The series moves to the Aero on July 14 for two Marlene Dietrich melodramas, 1935's "The Devil Is a Woman," in which he plays a rare sympathetic role, and 1933's "The Song of Songs," which casts Atwill as a lecherous baron obsessed with Dietrich.

The July 18 double bill at the Egyptian features two delicious Warner Bros. horror films directed by Michael Curtiz starring Atwill in all of his evil glory -- 1933's "Mystery of the Wax Museum" and 1932's "Dr. X."

In the 1935 Errol Flynn classic swashbuckler "Captain Blood," screening July 25 at the Egyptian, Atwill moves out of the horror genre to play the odious military commander of a British colony. Rounding out the evening is 1933's mystery thriller "Secret of the Blue Room," which stars Gloria Stuart.

Though he still occasionally made an appearance in a Universal horror film, Atwill was relegated to making low-budget B movies after he was sentenced in 1942 to five years probation on a perjury conviction.

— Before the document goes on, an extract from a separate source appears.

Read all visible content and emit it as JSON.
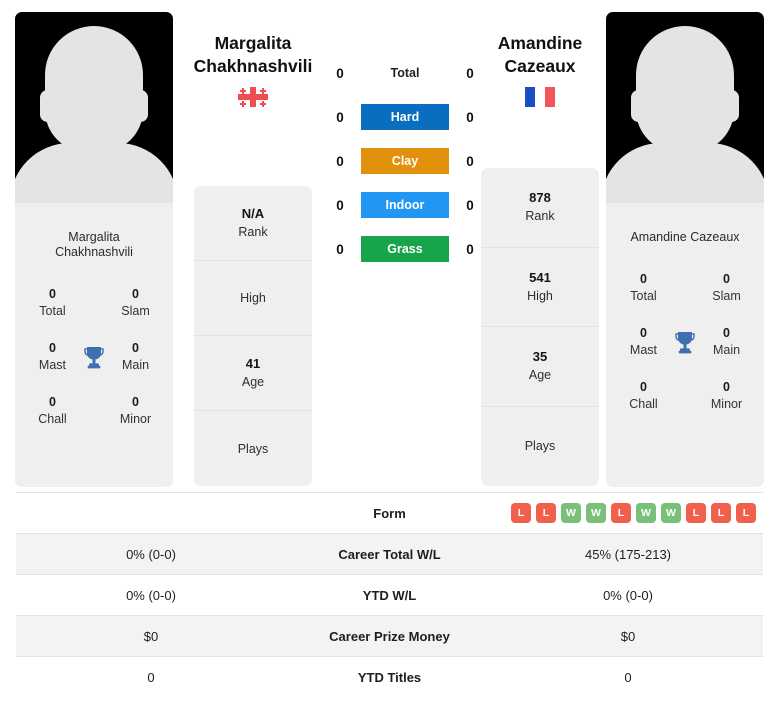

He admitted lying to a grand jury during an investigation of a decadent Christmas party at his house (the press described it as an "orgy").

Atwill, who later said he "lied like a gentleman" to protect the identity of his guests, was granted termination of his sentence seven months later and his record was expunged. But his career never recovered from the sex scandal.

Atwill died in 1946 of lung cancer and pneumonia at the age of 61.